Without the REEcorner technology, the innovative REEboard is a flat, scalable and modular electric platform, to which larger battery packs can be added and that offers limitless bodywork configurations and flexible space to play with. However, it is notably power agnostic, being applicable to all forms of battery or fuel cell power units and, as it utilises CANopen and supports any ADAS driver safety requirements, it is ‘turnkey’ ready for simple autonomous technology integration. It is a modular system that provides an answer to all mobility questions.
The potential for street level driverless goods delivery modules, or for shuttling personnel around sites (like airports, hospitals etc), manned, or not, urban taxis, and larger cargo movements, is catered for by a range of modular structures. With signed indications-of-interest amounting to 250,000 platforms already in REE’s orderbook, it is no surprise that $500m of gross proceeds and a projected turnover of $19.1bn by 2025 have been of major interest to investors. The pro forma equity value of the merger with 10X Capital Venture Acquisition Corporation is approximately $3.6bn and a pro forma enterprise value of $3.1bn, at the $10.00 per share PIPE price and assuming minimal 10X SPAC shareholder redemptions. The transaction allows REE to commence mass production of its fascinating and heavily patented REEcorner technology and ground-breaking integrated modular platforms for early 2023 release.
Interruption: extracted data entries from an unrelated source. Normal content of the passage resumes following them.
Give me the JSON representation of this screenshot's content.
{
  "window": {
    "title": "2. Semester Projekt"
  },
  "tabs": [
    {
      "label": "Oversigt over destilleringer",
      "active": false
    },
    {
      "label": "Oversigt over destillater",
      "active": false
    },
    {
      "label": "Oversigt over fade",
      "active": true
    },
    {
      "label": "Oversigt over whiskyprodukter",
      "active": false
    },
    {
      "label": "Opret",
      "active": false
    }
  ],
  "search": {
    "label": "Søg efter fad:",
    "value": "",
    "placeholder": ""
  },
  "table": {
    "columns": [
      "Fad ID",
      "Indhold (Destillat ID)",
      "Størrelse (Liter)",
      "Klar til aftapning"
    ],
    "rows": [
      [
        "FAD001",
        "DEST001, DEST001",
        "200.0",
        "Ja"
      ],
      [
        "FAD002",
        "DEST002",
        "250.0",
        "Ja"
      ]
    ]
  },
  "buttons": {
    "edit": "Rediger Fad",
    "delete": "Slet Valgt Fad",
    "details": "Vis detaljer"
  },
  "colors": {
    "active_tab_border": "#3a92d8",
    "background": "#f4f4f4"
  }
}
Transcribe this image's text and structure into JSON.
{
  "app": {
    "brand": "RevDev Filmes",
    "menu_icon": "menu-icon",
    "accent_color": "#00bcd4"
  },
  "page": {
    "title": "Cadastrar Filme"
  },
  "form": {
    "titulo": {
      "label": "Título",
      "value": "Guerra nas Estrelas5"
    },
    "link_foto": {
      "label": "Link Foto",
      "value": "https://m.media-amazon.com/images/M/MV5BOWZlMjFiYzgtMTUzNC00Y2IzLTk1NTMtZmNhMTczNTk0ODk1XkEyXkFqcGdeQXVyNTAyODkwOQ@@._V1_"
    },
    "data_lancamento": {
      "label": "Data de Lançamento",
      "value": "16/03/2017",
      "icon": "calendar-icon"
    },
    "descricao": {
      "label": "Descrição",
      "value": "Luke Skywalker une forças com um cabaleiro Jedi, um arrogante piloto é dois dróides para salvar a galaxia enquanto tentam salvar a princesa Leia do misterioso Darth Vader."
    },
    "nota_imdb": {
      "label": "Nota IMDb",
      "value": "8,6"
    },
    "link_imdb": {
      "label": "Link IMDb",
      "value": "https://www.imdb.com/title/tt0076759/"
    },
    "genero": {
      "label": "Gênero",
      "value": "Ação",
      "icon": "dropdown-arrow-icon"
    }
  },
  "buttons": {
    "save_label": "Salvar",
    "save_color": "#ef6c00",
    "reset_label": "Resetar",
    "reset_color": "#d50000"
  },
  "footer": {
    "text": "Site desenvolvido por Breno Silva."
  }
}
While driverless vehicle technology is currently under investigation by various safety bodies, within ‘closed loop’ environments, where speed and routing are tightly controlled, such capabilities hold immense value. REE is already undergoing destruction testing of its modular platforms, to ensure that they meet a wide range of safety demands. Apart from tyres and brake friction materials, REE is able to offer an ultra-low pollution proposition to its customers, in what I believe is a fascinating diversion from conventional engineering.
Naturally, the flexibility of its substructures will be tested to various limits by those assemblers of new modes of EV. Ride control can be dialled into the semi-active suspension media, to make the end product capable of anything from light commercial use to Tesla-rivalling sports cars. I can perceive REE underpinning many different forms of transport in the not-too-distant future.
Conclusion: Most carmakers are so wrapped up in their brand images that they find it hard to think laterally, which makes the REE developments even more exciting in a rapidly changing market.